Il richiamo alla novella legislativa assume rilievo con riferimento alla non debenza delle sanzioni.

Premesso che nella fattispecie trova conferma il pregresso regime impositivo sostanziale, si ritiene che una diversa soluzione si imponga, invece, per quanto concerne le sanzioni applicate con l’atto qui impugnato.

In proposito, si ravvisano i presupposti per l’applicazione del D.Lgs. n. 472 del 1997, art. 3, comma 2, secondo cui, in materia di sanzioni amministrative per violazioni tributarie, salvo diversa previsione di legge, nessuno può essere assoggettato a sanzioni per il fatto che, secondo una legge posteriore, non costituisce violazione punibile. La ricorrenza del principio di legalità e di favor rei in materia tributaria – già ampiamente valorizzato, in presenza di sanzioni amministrative di sostanziale valenza penale, anche ex art. 49 della Carta dei diritti fondamentali UE e art. 7 CEDU – si impone, nella specie, sotto il profilo che tali sanzioni vennero inflitte per avere il contribuente dichiarato che l’immobile acquistato possedeva, contrariamente al vero, qualità intrinseche “non di lusso”; vale a dire, per avere reso una dichiarazione che, per effetto della modifica normativa, oggi non ha più alcuna rilevanza per l’ordinamento. La presente fattispecie deve ritenersi peculiare rispetto a quelle con riguardo alle quali è stato affermato che, in difetto di abolitio criminis, permane a carico del contribuente tanto l’obbligo del versamento dell’imposta dovuta prima della modificazione normativa, quanto quello sanzionatorio (Cass., n. 25754 del 2014; Cass. n. 25053 del 2006), in quanto in base al regime sopravvenuto, l’agevolazione ben potrebbe sussistere (in assenza di iscrizione nelle categorie catastali ostative) anche in capo ad immobili abitativi in ipotesi di connotati dalle caratteristiche la cui mancata o falsa dichiarazione ha costituito il motivo della sanzione.

La situazione di favore per il contribuente è ancora più incisiva ed evidente di quella, prevista nel D.Lgs. n. 472 del 1997, art. 3, comma 3, del sopravvivere di un regime sanzionatorio semplicemente più mite, atteso che trattasi di una riformulazione ex novo della fattispecie legale di non spettanza dell’agevolazione, fondata su un parametro (quello catastale) del tutto differente da quello, precedentemente rinvenibile, fatto oggetto di mendacio.

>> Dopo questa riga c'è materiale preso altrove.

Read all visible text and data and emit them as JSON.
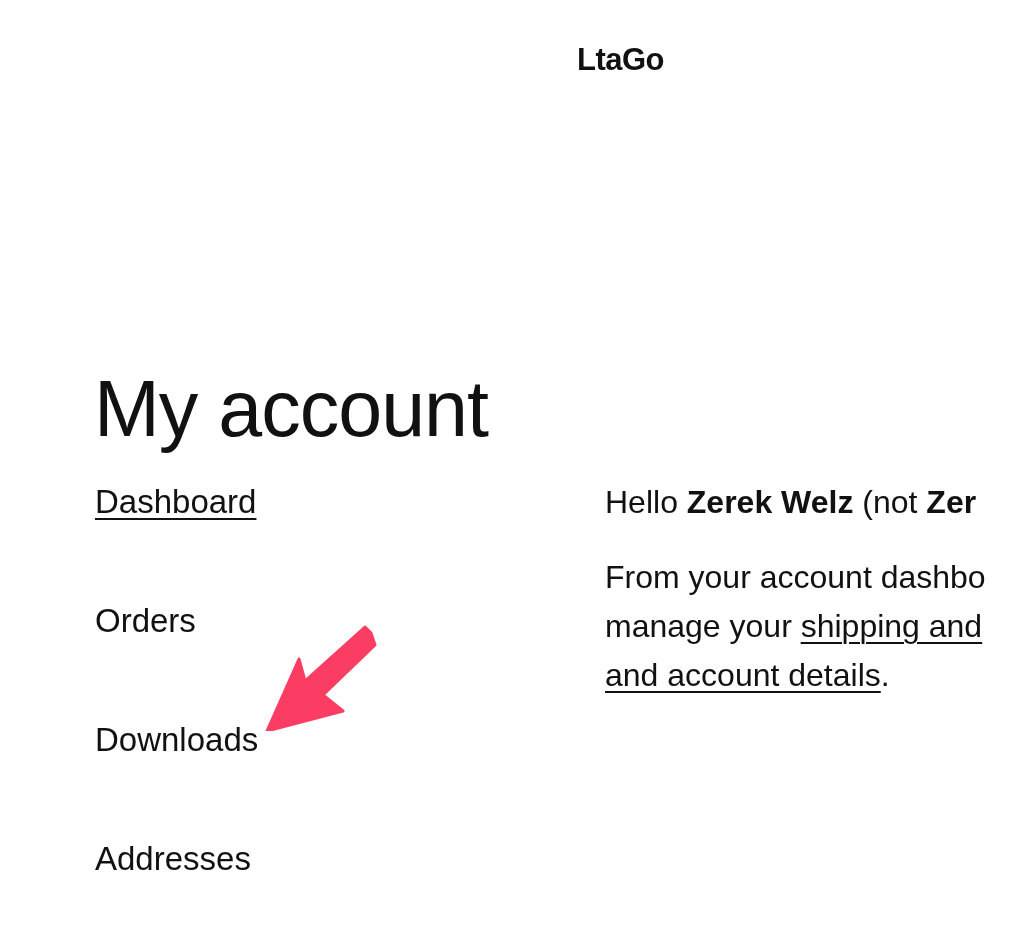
{
  "site": {
    "logo": "LtaGo"
  },
  "page": {
    "title": "My account"
  },
  "nav": {
    "items": [
      {
        "label": "Dashboard",
        "selected": true
      },
      {
        "label": "Orders",
        "selected": false
      },
      {
        "label": "Downloads",
        "selected": false
      },
      {
        "label": "Addresses",
        "selected": false
      }
    ]
  },
  "content": {
    "greeting": "Hello **Zerek Welz** (not **Zer**",
    "paragraph_lines": [
      [
        {
          "text": "From your account dashbo",
          "link": false
        }
      ],
      [
        {
          "text": "manage your ",
          "link": false
        },
        {
          "text": "shipping and",
          "link": true
        }
      ],
      [
        {
          "text": "and account details",
          "link": true
        },
        {
          "text": ".",
          "link": false
        }
      ]
    ]
  }
}
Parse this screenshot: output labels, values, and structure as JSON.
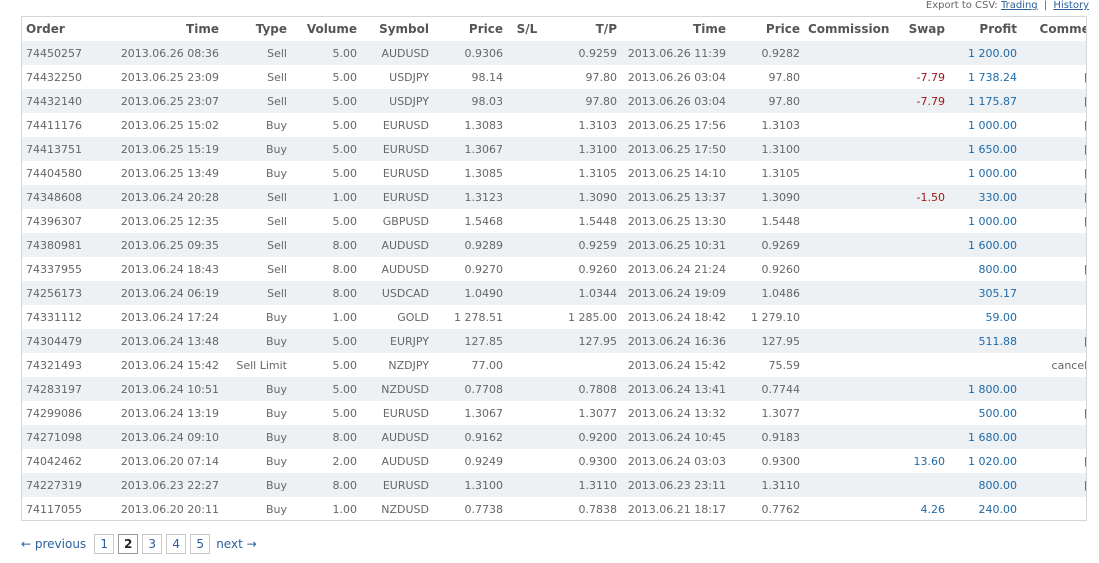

In maniera tale che l’amministrazione finanziaria conserva la potestà di revocare l’agevolazione in questione per il solo fatto del carattere di lusso rivestito, al momento del trasferimento, e sulla base della disciplina all’epoca applicabile, dall’immobile trasferito; senza però avere titolo per applicare delle sanzioni conseguenti a comportamenti che, dopo la riforma legislativa, non sono più rilevanti; non certo in quanto tali (false dichiarazioni), ma in quanto riferiti a parametri normativi non più vigenti.

Sulla base dei rilievi espressi, in definitiva, l’applicazione dello jus superveniens induce al rigetto del ricorso incidentale, dovendosi confermare la non debenza delle sanzioni applicate con l’atto opposto.

7. Consegue da quanto sopra il rigetto del ricorso principale, proposto dal contribuente, e del ricorso incidentale, proposto dall’Agenzia delle Entrate. La reciproca soccombenza induce alla compensazione delle spese del grado di giudizio.

PQM

La Corte rigetta il ricorso principale e il ricorso incidentale. Compensa le spese del giudizio di legittimità.

Così deciso in Roma, nella Camera di consiglio, il 23 gennaio 2017.